Brad Schnittger is developing a music library for greater Cincinnati, where independent musicians, by uploading their music catalogue onto this platform, basically instantly commercialize their music. Cincinnati is the home of Procter & Gamble and Macy’s and Kroger. These big consumer brands, plus all the agencies that support them—that whole engine consumes a ton of music, very little of which is local. So Brad is developing a platform whereby agencies and big brands and commercial giants can purchase music locally, and easily.
Then Brad Cooper is taking on affordable housing. He’s building two tiny homes, approximately 250 square feet, on Peete Street. This has been an incredible exercise in permitting, in dealing with historic preservationists, among many other things. And it’s been an incredible exercise in, how do you fund tiny homes? How do you build tiny homes? How do you design tiny homes? Who lives in a tiny home?
Both your grantees are white men. Are you working on broadening your pool of awardees?
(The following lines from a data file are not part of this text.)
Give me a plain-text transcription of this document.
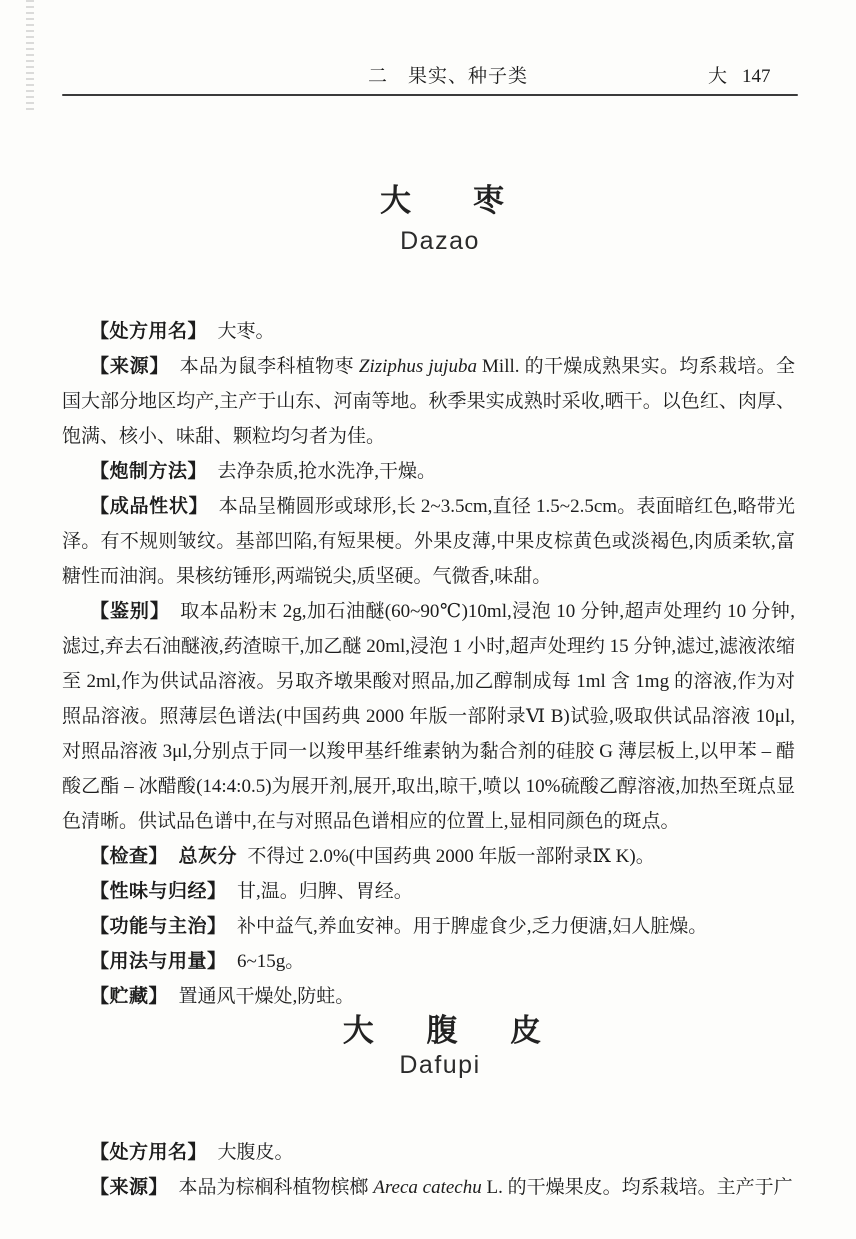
二　果实、种子类	大 147
大枣
Dazao

【处方用名】 大枣。

【来源】 本品为鼠李科植物枣 Ziziphus jujuba Mill. 的干燥成熟果实。均系栽培。全国大部分地区均产,主产于山东、河南等地。秋季果实成熟时采收,晒干。以色红、肉厚、饱满、核小、味甜、颗粒均匀者为佳。

【炮制方法】 去净杂质,抢水洗净,干燥。

【成品性状】 本品呈椭圆形或球形,长 2~3.5cm,直径 1.5~2.5cm。表面暗红色,略带光泽。有不规则皱纹。基部凹陷,有短果梗。外果皮薄,中果皮棕黄色或淡褐色,肉质柔软,富糖性而油润。果核纺锤形,两端锐尖,质坚硬。气微香,味甜。

【鉴别】 取本品粉末 2g,加石油醚(60~90℃)10ml,浸泡 10 分钟,超声处理约 10 分钟,滤过,弃去石油醚液,药渣晾干,加乙醚 20ml,浸泡 1 小时,超声处理约 15 分钟,滤过,滤液浓缩至 2ml,作为供试品溶液。另取齐墩果酸对照品,加乙醇制成每 1ml 含 1mg 的溶液,作为对照品溶液。照薄层色谱法(中国药典 2000 年版一部附录Ⅵ B)试验,吸取供试品溶液 10μl,对照品溶液 3μl,分别点于同一以羧甲基纤维素钠为黏合剂的硅胶 G 薄层板上,以甲苯 – 醋酸乙酯 – 冰醋酸(14:4:0.5)为展开剂,展开,取出,晾干,喷以 10%硫酸乙醇溶液,加热至斑点显色清晰。供试品色谱中,在与对照品色谱相应的位置上,显相同颜色的斑点。

【检查】 总灰分 不得过 2.0%(中国药典 2000 年版一部附录Ⅸ K)。

【性味与归经】 甘,温。归脾、胃经。

【功能与主治】 补中益气,养血安神。用于脾虚食少,乏力便溏,妇人脏燥。

【用法与用量】 6~15g。

【贮藏】 置通风干燥处,防蛀。

大腹皮
Dafupi

【处方用名】 大腹皮。

【来源】 本品为棕榈科植物槟榔 Areca catechu L. 的干燥果皮。均系栽培。主产于广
We’re working towards having as diverse an applicant pool as possible, each grant cycle. We’re sensitive not just to the color of skin of the grant award winners, we’re also sensitive to what neighborhoods they’re coming from, and their age. Age, race, gender, neighborhood representation, those are all metrics that we’re paying very close attention to. This is a five year experiment and we are going to host many different types of events. We are going to change the application criteria, change the submission process, throughout the five years, to try and get as many people inside the Beltway as much opportunity as possible to participate in this amazing opportunity.
Why is there such a definite timeframe of five years?
We want to place a sense of urgency on the people of greater Cincinnati. If they’re sitting on an idea, if they have a vision for something they want to see or do, there’s five years to apply. We want to create a sense of urgency. Come and apply. Do this now.